Путаясь в водорослях, зачарованных розовых садах и паутине, я воображал себя не меньше, чем Гумбольдтом, а теперь, засыпанный статистикой, воображаю себя ученым экономистом, каким-нибудь германским Лоренцем. Мое сочинение будет называться: «История и развитие хлопчатобумажной промышленности в России». Мое исследование будет иллюстрацией к Струве, его крылатого: «Россия должна вывариться в котле капитализма».
По родственным биржевым связям я мог пользоваться богатой библиотекой Московского биржевого комитета — посторонним доступа не было. Лучших условий не придумать: любая книга в моем распоряжении и без всякой задержки.
Мои занятия хлопчатой бумагой сразу переменили взгляд на меня: из «юродивого», напичканного всякими сказками, из «хулигана» с Чернышевским, Марксом, Энгельсом и Эрфуртской программой, вдруг я сделался — «из которого толк выйдет».
В свой ученый толк я и сам поверил. И это будет, — куда бухгалтерия, к которой я, игрою судьбы, предназначен. Я бросил решать задачи Шапошникова — затея поступить в Сельскохозяйственный институт и «прикрепиться» к земле сама собой отпала. Я вырос на фабрике, это и есть моя дорога, а земля — и отзовется ли она мне, чужому? В моем сказочном мире, из него мне не выйти, но хочу быть ближе к жизни: глаза не насытились, слух не наслушался.
Из Биржевой библиотеки я взял не одну книгу и с выписками прочитал, воображая себя, по крайней мере, Каутским.

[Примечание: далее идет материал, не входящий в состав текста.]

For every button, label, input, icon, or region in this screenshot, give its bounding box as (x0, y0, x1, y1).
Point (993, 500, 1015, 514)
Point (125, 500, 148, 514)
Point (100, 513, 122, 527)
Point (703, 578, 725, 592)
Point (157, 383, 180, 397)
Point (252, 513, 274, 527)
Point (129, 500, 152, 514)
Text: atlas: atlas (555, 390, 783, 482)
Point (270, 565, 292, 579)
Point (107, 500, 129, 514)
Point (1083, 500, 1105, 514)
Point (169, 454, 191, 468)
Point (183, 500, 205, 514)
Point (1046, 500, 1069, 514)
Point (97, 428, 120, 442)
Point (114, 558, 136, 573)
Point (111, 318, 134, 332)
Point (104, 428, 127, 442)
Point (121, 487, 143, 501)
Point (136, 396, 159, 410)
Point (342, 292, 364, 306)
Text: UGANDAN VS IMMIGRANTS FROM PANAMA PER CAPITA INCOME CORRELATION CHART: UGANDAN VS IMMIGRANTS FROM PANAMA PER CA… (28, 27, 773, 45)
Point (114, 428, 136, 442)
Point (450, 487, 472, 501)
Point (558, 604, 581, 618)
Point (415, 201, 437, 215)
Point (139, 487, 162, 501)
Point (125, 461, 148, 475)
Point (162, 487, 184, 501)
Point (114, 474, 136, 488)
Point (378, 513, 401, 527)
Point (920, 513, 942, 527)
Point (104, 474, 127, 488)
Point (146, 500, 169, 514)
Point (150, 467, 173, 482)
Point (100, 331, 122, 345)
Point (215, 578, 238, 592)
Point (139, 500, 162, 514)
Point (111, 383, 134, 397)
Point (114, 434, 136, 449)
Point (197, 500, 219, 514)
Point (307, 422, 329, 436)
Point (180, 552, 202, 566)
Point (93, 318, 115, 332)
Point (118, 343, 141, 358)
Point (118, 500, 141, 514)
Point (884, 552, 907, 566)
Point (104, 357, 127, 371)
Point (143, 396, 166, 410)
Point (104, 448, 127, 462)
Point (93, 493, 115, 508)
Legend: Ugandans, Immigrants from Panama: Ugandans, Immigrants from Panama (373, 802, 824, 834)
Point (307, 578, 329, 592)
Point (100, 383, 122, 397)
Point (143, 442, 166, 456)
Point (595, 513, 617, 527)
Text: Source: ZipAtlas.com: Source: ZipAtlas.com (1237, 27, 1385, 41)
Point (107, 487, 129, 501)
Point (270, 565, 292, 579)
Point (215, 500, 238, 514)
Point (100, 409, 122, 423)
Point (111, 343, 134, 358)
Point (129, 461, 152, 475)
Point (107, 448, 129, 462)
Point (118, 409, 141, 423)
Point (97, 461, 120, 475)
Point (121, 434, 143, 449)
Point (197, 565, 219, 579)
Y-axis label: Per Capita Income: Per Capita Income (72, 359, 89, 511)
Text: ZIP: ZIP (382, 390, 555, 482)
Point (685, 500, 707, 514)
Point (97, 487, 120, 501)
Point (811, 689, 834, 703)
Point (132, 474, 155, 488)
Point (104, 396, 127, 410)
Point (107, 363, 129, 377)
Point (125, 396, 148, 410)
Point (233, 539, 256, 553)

Начинаю цифровую стройку — очень люблю математические фигуры, боюсь не вышло бы только как с философией, вдруг да слова захряснут.
Но до слов не дошло, все полетело к черту.
7. В «КАМЕНЩИКАХ»
Я считал себя социал-демократом. Тогда еще Ильич не разделялся на большевиков, и меньшевиков не было, а все как до сотворения, Аксельрод-Плеханов.
Летом я ухитрился попасть за границу. Два месяца прожил в Цюрихе, не выходя из библиотеки: я прочитал все, что есть «нелегальное». И привез в Москву сундук с двойным дном и двойными стенками, очень тяжелый: подлинно по недоразумению на границе не обратили внимание: в тяжелом сундуке сорочка и соломенная шляпа и это весь багаж. Главный таможенник, как я узнал из разговоров, только что женился, единственное объяснение. В Москве с таким сундуком я чувствовал себя богатым человеком, не знал только, куда мне расточить мое богатство: никаких знакомых среди революционеров у меня не было.